Alix put out her hand and touched his bare arm. The
lir
-gold with its wolf-shape was smeared with blood, dulled by grime; it seemed a reflection of his death. But she touched his arm and then clasped his slack hand, as if she could not let him go.

I watched her face. She knelt at his side and held his hand so gently. There was a sudden horrified grief in her eyes, as if she realized she would lose the man who had given her over to her heritage, and that realization broke down the wall between them. Ever had they been at one another’s throats, cutting with knives made of words and swords made of feelings. They were kin and yet more than that, so much more, and I think she finally knew it.

She tipped back her head. I saw the familiar detached expression enter her eyes, making them blank and black and odd. Suddenly Alix was more Cheysuli than I had ever seen her, and I sensed the power move into her soul. So easily she summoned it, and then she released a sigh.

“Storr is alive.”

I gaped at her.

“He is sorely hurt. Dying.” Grief etched lines into her smooth face. “You must go. Fetch him back at once, and perhaps we can save them both.”

“Where?”

“Not far.” Her eyes were on Finn again and still she clasped his hand. “Perhaps a league. Northwest. There is a hill with a single tree upon it. And a cairn marker.” She shut her eyes a moment, as if she drew upon the memory of the power. “Carillon—go
now
…I can reach Duncan through Cai.”

I stood up at once, hardly aware of the protests of my body. I did not need to tell her to tend him well. I merely went out in my bloody, crusted leather-and-mail and ordered a horse at once.

∗   ∗   ∗

Rowan came out of the pavilion as I rode up with Storr clasped in my arms. I dismounted carefully, loath to give the wolf over to anyone else, and went in as Rowan pulled aside the doorflap. It was then I was conscious of the harpsong and Lachlan’s nimble fingers.

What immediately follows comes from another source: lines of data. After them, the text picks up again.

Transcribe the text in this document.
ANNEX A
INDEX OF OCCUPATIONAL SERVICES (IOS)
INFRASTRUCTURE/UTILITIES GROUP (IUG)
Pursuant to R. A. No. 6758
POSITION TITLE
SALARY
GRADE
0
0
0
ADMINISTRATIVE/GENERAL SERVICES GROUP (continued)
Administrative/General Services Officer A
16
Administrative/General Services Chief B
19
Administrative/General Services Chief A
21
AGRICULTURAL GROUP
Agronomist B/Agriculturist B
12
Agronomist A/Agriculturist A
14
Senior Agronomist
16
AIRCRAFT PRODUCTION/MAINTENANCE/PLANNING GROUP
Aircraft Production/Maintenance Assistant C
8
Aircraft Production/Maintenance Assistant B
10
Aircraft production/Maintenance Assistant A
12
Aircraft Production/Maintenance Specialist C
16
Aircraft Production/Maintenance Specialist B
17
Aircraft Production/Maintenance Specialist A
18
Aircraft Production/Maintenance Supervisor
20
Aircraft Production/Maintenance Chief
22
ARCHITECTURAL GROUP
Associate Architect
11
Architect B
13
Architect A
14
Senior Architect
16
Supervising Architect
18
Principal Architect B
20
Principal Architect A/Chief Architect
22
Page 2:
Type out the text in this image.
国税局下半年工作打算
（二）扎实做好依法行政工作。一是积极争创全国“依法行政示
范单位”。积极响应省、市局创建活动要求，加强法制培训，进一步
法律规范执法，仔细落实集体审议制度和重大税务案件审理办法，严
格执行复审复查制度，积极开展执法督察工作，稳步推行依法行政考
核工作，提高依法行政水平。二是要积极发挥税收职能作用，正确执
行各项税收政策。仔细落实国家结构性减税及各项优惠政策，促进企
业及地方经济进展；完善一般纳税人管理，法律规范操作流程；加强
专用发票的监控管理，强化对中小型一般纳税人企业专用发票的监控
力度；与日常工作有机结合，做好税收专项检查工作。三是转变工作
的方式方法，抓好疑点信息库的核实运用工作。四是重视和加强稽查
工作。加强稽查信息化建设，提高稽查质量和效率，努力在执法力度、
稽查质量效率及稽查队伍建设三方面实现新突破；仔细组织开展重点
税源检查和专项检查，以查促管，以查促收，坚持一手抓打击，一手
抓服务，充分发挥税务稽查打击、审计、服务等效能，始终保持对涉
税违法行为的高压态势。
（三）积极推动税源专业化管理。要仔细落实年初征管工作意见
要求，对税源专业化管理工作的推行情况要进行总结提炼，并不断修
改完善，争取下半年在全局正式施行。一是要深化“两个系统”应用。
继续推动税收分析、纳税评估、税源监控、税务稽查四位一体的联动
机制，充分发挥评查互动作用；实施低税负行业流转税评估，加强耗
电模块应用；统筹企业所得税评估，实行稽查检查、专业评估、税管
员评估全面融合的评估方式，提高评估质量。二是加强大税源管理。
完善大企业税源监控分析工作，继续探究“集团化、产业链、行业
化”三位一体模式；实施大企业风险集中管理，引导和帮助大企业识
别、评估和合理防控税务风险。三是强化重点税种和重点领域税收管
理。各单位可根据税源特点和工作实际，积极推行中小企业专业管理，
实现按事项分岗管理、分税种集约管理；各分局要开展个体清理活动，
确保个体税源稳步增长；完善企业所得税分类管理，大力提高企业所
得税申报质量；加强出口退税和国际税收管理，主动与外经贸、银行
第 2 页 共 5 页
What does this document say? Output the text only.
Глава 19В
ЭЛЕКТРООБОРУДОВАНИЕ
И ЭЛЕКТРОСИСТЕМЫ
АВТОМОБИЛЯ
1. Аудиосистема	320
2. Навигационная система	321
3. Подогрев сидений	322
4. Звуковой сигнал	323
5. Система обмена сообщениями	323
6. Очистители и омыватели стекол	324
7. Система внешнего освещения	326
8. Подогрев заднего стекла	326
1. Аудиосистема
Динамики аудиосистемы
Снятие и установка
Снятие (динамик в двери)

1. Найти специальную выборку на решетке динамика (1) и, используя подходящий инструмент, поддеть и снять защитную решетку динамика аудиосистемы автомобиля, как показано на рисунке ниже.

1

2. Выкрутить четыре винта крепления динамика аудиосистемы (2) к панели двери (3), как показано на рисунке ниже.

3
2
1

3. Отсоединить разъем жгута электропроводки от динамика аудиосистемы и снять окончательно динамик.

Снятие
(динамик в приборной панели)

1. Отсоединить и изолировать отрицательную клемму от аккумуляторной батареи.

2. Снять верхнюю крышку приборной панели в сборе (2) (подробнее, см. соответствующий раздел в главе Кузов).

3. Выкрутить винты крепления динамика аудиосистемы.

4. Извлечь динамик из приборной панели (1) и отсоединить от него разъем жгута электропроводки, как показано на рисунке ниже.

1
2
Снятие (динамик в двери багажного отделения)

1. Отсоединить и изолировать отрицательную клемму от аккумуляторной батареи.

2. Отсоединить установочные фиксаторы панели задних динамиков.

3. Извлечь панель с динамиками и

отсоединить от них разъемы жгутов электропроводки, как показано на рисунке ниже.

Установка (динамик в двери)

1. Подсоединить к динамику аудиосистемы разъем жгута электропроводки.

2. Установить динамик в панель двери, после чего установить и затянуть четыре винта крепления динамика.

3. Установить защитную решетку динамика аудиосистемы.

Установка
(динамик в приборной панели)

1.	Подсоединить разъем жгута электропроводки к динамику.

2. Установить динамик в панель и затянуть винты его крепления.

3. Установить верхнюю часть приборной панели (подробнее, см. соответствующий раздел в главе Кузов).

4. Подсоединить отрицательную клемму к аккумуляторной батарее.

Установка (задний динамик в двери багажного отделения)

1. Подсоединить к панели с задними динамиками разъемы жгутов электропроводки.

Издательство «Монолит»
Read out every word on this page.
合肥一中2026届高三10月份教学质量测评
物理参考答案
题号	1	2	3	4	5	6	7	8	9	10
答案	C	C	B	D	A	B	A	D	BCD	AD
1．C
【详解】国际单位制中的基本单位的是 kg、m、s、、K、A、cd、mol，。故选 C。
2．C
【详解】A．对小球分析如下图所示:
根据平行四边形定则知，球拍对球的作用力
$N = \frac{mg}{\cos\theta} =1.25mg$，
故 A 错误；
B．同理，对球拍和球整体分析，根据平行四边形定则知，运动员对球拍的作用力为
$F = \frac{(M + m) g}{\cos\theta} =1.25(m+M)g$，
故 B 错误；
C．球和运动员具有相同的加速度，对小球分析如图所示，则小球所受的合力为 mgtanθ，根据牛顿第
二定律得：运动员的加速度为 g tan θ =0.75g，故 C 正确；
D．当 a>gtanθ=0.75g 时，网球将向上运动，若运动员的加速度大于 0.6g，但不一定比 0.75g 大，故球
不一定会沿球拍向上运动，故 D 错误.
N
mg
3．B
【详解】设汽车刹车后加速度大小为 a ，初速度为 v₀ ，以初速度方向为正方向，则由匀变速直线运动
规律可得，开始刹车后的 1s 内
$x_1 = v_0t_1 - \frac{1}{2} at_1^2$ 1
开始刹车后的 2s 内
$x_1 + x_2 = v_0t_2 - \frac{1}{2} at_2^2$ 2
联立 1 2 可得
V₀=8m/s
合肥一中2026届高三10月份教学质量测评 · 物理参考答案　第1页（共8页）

He sat on a campstool at Finn’s side. His Lady was set against his chest, resting on one knee, and he played. How he played. The golden notes, so sweet and pure, poured forth from the golden strings. His head was bowed and his eyes were shut. His face was rigid with concentration. He did not sing, letting the harp do it for him, but I knew what magic he sought.

A healer, he had called himself. And now he tried to heal.

I knelt down and set Storr at Finn’s side as gently as I could. Carefully I placed one limp brown hand into the stiffened silver fur, then moved back. The harpsong played on, dying away, and at last there was silence again.

Lachlan shifted a little, as if he awoke. “He is—beyond my aid. Even Lodhi’s, I fear. He is Cheysuli—” He stopped, for there was little left to say.

Alix was in the shadows. She had left Finn’s side as I entered, making room for Storr, and now she stood in the center of the tent. Her braids were coiled and pinned against her head but glittered not, for it seemed there was no light within the tent. No light at all.